Does seafood cause blood pressure to rise?
Nope. In fact, omega-3 fatty acids found in seafood have been shown to reduce inflammation and triglycerides, and in turn reduce blood pressure,
How much sodium should I consume from eating seafood?
While there is no specific amount of sodium recommended per meal, a healthy person should aim to get less than 1,700-2,000 mg per day - and less is even better. Saltwater fish - which most wild fish we eat are - spend their life in salt, so naturally their flesh picks up a bit more sodium than land-based animals. That being said, most seafood options are still well under recommended limits. Of the high omega 3 species I mentioned above, halibut, salmon, sablefish, striped bass, and shad all have less than 90 mg of sodium in a four-ounce serving. Anchovies, mackerel and oysters are below 120 mg and sardines bump up to 500 mg.
I love seafood! My family does too. Our question is why so much of what's available at the grocery store is a product of China? We try to watch the country of origin on food and other products and are disappointed there is limited availability of US seafood products. What can we do to have more choices?
According to NOAA, we in the US import more than 90% of the seafood we eat.
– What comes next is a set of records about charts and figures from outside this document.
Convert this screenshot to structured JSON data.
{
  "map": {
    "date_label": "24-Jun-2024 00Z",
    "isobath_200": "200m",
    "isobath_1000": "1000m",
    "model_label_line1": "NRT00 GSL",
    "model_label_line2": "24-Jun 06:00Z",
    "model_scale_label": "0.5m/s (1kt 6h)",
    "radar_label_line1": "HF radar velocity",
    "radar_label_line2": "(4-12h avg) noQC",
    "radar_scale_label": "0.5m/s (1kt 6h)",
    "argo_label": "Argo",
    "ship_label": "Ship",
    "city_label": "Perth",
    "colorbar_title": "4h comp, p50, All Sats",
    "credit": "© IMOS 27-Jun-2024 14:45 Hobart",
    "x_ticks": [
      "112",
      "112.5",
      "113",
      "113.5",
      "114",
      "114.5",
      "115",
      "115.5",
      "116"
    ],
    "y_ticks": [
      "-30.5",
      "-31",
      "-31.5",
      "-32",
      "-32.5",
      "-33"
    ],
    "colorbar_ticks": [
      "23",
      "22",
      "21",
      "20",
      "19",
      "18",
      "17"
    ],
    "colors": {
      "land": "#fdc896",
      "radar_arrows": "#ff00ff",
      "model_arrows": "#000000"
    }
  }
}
So, although domestic choices are limited that doesn’t mean choice is limited. The array of seafood choices we have is stunning.
In aquaculture as in any business there are those who practice well and those who practice poorly. The key here is to figure out who practices well. There are many groups that rate or certify fish production practices such as Aquaculture Stewardship Council, Marine Stewardship Council, Best Aquaculture Practices, FishWise, National Aquarium, Aquarium of the Pacific and Seafood Watch. Additionally, many grocers are deeply and broadly knowledgeable about seafood; engage your retailer in a discussion.
About Scott Nichols
Scott Nichols is the founder and principal of Food’s Future, LLC and works to accelerate aquaculture’s contribution to our future food supply. Prior to founding Food's Future, Scott was co-founder and managing director at Verlasso Harmoniously Raised Fish.